I'd have thought for the many times I have delineated these differences you would have noticed. Nonetheless, I hope I have made the distinction(s) clear this time.
And OLEMAN RIVER was referring to Lysastrada, a myth I find quite intriguing. If memory serves me well the women gave in first! I have certainly known men who had performance anxieties and would look for ways to avoid sex... through the long legacy of history, when women were forced into bonds (thus only faithful to one man) and therefore had no basis for comparison (in lovemaking skills) insecure men were made far more secure than may be the case these days. (That comment is not aimed at you, John, it's generic.) So the Lysastrada model might actually allow some men a breather!
I think Lisa and Nancy are probably taking the "If Mohammad can't go to the mountain, let the mountain come to Mohammad" approach.
(No offense or disrespect intended, conservative Muslim readers; it's just an old expression.)
I expect that Massey et al will present them with custom-designed indoor tabletop "Zen Gardens", cleverly incorporating materials obtained from the annihilated mountain tops!
Nice people doing nice things.
· Yr Obd't Servant
Hey John Mitchell---
You wrote to Sioux:
"Women could probably put a quick stop to all wars by refusing to have sex with any man who participates in war."
Since you earlier so brilliantly quote Shakespeare, you must know there is an old Greek play on precisely that theme.
***
Meanwhile, Obedient Servant's remark, "I think Lisa and Nancy are probably taking the "If Mohammad can't go to the mountain, let the mountain come to Mohammad" approach," contains the seeds of direct action:
Why not a bucket brigade that dumps a mountain of coal sludge on the capitol steps? And another to poison the White House lawn...
-30-
You're referring to "Lysistrata" by Aristophanes, in which Lysistrata convinces the women of Athens and Sparta to withhold sex from their husbands until they sign a peace treaty.

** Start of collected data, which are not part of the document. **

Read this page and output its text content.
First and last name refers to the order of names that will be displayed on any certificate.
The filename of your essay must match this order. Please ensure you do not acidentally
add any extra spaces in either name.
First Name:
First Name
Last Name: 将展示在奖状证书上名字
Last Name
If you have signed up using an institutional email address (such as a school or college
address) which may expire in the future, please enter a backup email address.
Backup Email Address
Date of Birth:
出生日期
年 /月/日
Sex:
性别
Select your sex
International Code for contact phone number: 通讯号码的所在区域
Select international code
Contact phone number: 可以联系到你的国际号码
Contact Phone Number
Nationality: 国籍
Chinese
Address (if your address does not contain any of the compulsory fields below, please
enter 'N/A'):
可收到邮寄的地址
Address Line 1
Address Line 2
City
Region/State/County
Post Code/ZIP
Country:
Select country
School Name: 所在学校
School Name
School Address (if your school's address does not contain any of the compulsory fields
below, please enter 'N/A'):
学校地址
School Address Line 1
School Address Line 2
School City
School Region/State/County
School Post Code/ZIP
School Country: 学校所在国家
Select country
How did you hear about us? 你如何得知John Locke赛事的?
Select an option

My seeming erudition is mostly fake, though. I happened to stumble across the Shakespeare quote in a book of scientific quotations (of all places) shortly before reading this article. And after you mentioned the play, I learned about Lysistrata from an internet search :--)
The description of the play at http://www.sparknotes.com/drama/lysistrata/summary.html contains this funny part:
"Delegations from both states then meet at the Akropolis to discuss peace. At this point, all of the men have full erections."
I remember reading a news report some time ago about the wives and girlfriends of gang members in Columbia (as I recall) refusing to have sex with their men until they stopped fighting. The news report said that the amount of fighting dropped precipitously. I don't know if the peace lasted, though.